Huckabee Denies Subliminal Cross
Sometimes, a shelf is just a shelf? Freud and Republican presidential hopeful Mike Huckabee might be thinking alike. Yesterday, we wrote about what appeared to be a not-too-subliminal cross image in a TV ad for Huckabee in Subliminal Religious Message in Huckabee Ad. The New York Post reports that Huckabee is denying that the glowing cross is anything more than a meaningless prop:
Mike Huckabee yesterday denied that he inserted an image of a white cross behind him in an unprecedented campaign ad celebrating Christmas. “That was a book shelf,” Huckabee insisted, responding to controversy over the religious message in his 30-second spot appearing in the early voting states of Iowa, New Hampshire and South Carolina. [From the New York Post – Huck’s Cross to Bear by Carl Campanile.]

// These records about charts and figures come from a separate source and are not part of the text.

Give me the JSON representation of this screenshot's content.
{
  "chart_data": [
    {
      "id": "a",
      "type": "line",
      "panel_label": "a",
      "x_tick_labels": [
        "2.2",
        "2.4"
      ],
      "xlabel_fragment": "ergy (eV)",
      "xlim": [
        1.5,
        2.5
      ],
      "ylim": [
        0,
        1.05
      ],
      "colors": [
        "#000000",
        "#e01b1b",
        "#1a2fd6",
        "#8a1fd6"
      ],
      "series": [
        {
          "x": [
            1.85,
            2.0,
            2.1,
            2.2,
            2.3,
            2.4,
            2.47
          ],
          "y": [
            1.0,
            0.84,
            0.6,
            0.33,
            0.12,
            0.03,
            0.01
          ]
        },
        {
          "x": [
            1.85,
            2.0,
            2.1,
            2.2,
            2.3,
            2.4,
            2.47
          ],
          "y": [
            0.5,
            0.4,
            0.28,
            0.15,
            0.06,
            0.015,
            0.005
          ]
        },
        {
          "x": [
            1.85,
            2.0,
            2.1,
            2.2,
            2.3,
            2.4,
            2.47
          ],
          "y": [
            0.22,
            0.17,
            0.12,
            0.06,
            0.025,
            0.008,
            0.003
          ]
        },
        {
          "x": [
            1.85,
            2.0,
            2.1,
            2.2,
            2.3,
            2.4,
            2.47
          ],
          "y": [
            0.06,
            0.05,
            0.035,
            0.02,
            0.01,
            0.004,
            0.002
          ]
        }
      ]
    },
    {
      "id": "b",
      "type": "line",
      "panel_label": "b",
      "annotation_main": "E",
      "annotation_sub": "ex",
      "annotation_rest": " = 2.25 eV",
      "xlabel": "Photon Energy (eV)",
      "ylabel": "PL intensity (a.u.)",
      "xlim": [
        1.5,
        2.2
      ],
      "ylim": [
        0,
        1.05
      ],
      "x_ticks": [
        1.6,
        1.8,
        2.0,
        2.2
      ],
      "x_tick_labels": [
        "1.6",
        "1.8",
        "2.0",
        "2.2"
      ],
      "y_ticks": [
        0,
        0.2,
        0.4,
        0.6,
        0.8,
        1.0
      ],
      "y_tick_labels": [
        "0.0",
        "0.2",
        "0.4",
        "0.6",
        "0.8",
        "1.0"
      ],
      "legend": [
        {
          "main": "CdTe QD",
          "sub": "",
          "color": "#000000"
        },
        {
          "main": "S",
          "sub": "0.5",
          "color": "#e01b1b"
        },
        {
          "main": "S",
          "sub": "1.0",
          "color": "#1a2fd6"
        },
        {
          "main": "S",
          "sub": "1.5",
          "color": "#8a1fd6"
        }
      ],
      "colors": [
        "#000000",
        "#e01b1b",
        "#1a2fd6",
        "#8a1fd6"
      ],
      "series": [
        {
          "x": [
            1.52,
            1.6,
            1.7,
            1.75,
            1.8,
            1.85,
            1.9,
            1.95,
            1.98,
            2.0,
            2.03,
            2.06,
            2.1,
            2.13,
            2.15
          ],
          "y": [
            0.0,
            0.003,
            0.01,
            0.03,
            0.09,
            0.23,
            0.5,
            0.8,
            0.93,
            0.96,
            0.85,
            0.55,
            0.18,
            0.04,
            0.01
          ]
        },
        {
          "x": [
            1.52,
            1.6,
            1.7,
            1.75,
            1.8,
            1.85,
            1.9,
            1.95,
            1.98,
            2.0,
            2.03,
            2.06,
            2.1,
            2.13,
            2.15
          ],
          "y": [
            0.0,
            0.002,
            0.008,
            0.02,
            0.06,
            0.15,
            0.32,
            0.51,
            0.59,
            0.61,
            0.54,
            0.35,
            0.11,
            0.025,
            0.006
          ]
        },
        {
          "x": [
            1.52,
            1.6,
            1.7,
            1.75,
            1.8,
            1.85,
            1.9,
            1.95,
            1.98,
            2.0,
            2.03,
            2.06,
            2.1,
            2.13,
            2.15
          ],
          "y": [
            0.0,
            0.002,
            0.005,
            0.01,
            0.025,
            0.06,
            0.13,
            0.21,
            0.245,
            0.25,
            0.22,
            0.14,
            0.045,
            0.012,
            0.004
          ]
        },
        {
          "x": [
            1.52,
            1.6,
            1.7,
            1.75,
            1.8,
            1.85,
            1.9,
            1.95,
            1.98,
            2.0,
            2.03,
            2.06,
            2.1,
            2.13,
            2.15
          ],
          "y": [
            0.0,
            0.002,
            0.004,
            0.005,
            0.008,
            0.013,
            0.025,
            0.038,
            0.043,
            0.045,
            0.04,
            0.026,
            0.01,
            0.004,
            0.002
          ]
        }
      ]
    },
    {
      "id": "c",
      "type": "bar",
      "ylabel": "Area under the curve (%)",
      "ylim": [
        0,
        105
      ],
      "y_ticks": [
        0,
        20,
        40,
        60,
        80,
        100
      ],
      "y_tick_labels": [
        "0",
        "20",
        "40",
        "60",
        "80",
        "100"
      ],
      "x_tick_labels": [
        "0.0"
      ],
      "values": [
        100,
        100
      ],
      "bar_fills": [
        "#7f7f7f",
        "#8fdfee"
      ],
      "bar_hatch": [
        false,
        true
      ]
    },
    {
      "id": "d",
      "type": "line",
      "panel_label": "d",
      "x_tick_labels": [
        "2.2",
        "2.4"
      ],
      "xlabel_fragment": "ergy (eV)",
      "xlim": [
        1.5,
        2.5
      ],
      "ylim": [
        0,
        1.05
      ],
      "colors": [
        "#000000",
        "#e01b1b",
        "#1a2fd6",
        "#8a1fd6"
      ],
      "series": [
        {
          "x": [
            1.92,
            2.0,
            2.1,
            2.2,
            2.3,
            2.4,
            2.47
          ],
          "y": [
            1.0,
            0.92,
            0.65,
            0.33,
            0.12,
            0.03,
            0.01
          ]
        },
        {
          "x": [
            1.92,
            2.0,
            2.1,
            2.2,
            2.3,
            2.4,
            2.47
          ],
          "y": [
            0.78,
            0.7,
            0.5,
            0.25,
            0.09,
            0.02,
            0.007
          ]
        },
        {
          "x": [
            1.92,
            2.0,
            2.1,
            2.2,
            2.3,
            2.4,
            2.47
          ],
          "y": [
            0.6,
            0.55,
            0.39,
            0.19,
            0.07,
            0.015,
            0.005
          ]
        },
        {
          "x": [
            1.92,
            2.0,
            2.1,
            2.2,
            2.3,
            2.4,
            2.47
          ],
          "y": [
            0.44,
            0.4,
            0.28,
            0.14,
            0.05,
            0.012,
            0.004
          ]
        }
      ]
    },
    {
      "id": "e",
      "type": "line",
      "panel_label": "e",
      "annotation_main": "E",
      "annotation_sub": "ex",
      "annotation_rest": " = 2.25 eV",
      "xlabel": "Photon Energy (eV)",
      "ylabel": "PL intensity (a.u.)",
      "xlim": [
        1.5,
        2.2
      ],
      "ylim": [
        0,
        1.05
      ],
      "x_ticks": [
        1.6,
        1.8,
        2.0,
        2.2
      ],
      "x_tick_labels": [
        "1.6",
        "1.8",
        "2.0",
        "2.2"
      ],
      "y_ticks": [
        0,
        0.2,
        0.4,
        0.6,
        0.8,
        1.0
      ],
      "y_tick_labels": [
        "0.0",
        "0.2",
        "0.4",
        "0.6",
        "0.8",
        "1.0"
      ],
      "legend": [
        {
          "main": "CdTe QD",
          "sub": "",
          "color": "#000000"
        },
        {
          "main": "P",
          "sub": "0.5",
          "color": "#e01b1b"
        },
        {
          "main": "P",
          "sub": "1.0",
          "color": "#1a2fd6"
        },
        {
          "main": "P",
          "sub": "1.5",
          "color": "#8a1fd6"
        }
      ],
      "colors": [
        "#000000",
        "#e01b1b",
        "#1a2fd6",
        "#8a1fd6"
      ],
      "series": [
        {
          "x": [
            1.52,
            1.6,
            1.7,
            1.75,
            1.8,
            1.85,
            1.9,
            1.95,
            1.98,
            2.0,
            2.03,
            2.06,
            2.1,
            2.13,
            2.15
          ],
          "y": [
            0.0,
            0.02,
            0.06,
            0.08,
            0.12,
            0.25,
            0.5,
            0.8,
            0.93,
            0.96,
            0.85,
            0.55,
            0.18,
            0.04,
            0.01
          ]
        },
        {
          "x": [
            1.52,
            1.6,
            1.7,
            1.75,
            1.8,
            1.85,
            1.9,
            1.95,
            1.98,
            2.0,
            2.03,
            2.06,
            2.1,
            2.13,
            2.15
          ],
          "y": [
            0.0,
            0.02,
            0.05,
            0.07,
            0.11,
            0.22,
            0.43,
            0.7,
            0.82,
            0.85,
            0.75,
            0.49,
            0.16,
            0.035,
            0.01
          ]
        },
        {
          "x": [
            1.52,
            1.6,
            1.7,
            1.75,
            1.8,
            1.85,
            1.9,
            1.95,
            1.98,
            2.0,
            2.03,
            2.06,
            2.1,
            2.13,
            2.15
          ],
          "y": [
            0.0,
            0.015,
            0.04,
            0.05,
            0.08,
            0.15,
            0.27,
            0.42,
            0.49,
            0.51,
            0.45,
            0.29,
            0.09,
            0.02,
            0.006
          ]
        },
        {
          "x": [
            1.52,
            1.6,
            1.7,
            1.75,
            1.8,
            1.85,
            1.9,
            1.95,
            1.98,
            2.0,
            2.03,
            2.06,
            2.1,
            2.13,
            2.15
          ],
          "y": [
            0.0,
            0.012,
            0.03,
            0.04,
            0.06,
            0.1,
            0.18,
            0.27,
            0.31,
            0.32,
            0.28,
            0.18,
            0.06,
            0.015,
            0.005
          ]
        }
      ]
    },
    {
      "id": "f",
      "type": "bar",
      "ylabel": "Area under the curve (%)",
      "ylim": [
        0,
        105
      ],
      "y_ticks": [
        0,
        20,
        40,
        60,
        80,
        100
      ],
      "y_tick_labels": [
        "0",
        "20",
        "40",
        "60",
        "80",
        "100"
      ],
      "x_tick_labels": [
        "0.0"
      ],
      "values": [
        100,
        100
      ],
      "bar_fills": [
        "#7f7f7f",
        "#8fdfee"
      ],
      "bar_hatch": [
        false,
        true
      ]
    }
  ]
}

We’d never suspect an ordained Baptist minister of dissembling, but surely the creators of the ad had to be aware of the cross image. It’s the brightest thing in the frame, and it hovers to the side of Huckabee’s head throughout. While videographers sometimes lose track of a scene’s background and shoot, say, a cell phone tower that appears to be sprouting from an announcer’s head, in a slickly produced 30-second spot nothing is left to chance. Even if the shelf had been a mere prop to begin with, the commercial’s creators could hardly have failed to notice its symbolic value.
What do you think – is the cross image entirely unintentional or clever subliminal design?